La taxation s’applique uniquement à la revente
Lorsqu’un investisseur décide de revendre son or, il fait face à un choix crucial entre deux régimes d’imposition. Il est essentiel de comprendre ces mécanismes techniques pour optimiser son rendement.
Le premier régime est la Taxe forfaitaire sur les Métaux Précieux (TMP). Elle s’élève à 11,5 % et s’applique directement sur le montant total de la vente, que celle-ci ait généré un bénéfice ou une perte.
Le second régime est la Taxe sur la Plus-Value (TPV). Ce mécanisme, souvent plus avantageux, impose le vendeur à hauteur de 37,6 %, mais uniquement sur les gains réalisés (la différence entre le prix d’achat et le prix de revente). Surtout, la TPV offre un avantage fiscal majeur pour encourager la conservation à long terme : un abattement de 5 % par an est appliqué dès la troisième année de détention. Ainsi, après 22 ans de possession, l’exonération d’impôt devient totale.

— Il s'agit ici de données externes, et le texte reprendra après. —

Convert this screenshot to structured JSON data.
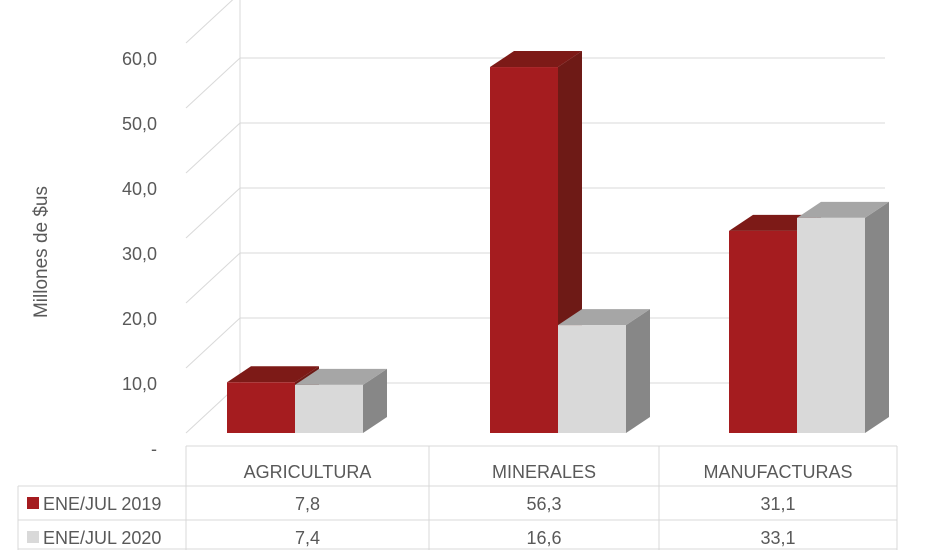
{
  "chart_data": {
    "type": "bar",
    "style": "3d-clustered-with-data-table",
    "ylabel": "Millones de $us",
    "ylim": [
      0,
      60
    ],
    "yticks": [
      "-",
      "10,0",
      "20,0",
      "30,0",
      "40,0",
      "50,0",
      "60,0"
    ],
    "grid": true,
    "categories": [
      "AGRICULTURA",
      "MINERALES",
      "MANUFACTURAS"
    ],
    "series": [
      {
        "name": "ENE/JUL 2019",
        "values": [
          7.8,
          56.3,
          31.1
        ],
        "labels": [
          "7,8",
          "56,3",
          "31,1"
        ],
        "color": "#A51C1F",
        "side_color": "#6E1A16",
        "top_color": "#7D1A17"
      },
      {
        "name": "ENE/JUL 2020",
        "values": [
          7.4,
          16.6,
          33.1
        ],
        "labels": [
          "7,4",
          "16,6",
          "33,1"
        ],
        "color": "#D9D9D9",
        "side_color": "#878787",
        "top_color": "#A6A6A6"
      }
    ],
    "legend": "data-table-left"
  }
}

Cependant, pour bénéficier de la TPV, il est impératif de pouvoir justifier le prix et la date d’acquisition. Conserver scrupuleusement les factures d’achat nominales, les certificats ou les preuves de succession est donc une obligation absolue pour faire valoir ce droit.
Un contexte économique qui valorise le patrimoine
Ces considérations fiscales interviennent dans une période de forte valorisation des actifs tangibles. Au 10 avril 2026, la cotation officielle reflète cette ruée vers la sécurité : un lingot de 1 kg s’échange à 128 000 euros, tandis que le lingotin de 100 g atteint les 13 930 euros. Du côté des pièces historiques, particulièrement prisées, le 20 Francs Napoléon cote à 745 euros et le Souverain Or britannique culmine à 1 009 euros, affichant une progression soudaine de plus de 4,5 %.

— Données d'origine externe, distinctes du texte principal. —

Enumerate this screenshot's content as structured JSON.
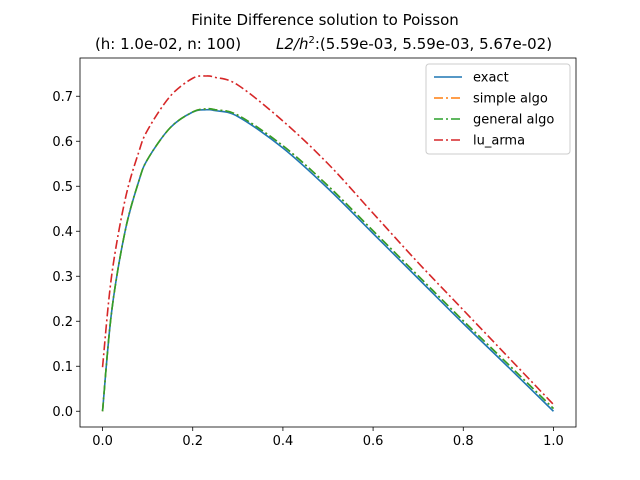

Cette dynamique des prix s’inscrit dans un paysage macroéconomique tendu. Alors qu’un sursaut inattendu de l’inflation en France devrait pousser le gouvernement à réviser à la hausse les taux du Livret A et du Livret d’Épargne Populaire (LEP) d’ici le mois d’août, les épargnants cherchent à diversifier leurs protections contre l’érosion monétaire. Les rumeurs boursières, comme celles suggérant qu’un proche de Donald Trump aurait récemment empoché 174 millions de dollars en anticipant les mouvements du marché pétrolier, ne font que renforcer le besoin de transparence et de sécurité chez les petits investisseurs.
Si l’or conserve ses lettres de noblesse en période de crise, sa fiscalité française à la revente exige méthode et anticipation. Le secret d’un investissement réussi dans le métal jaune réside aujourd’hui autant dans le choix du bon moment pour acheter, que dans l’archivage rigoureux de ses documents d’acquisition.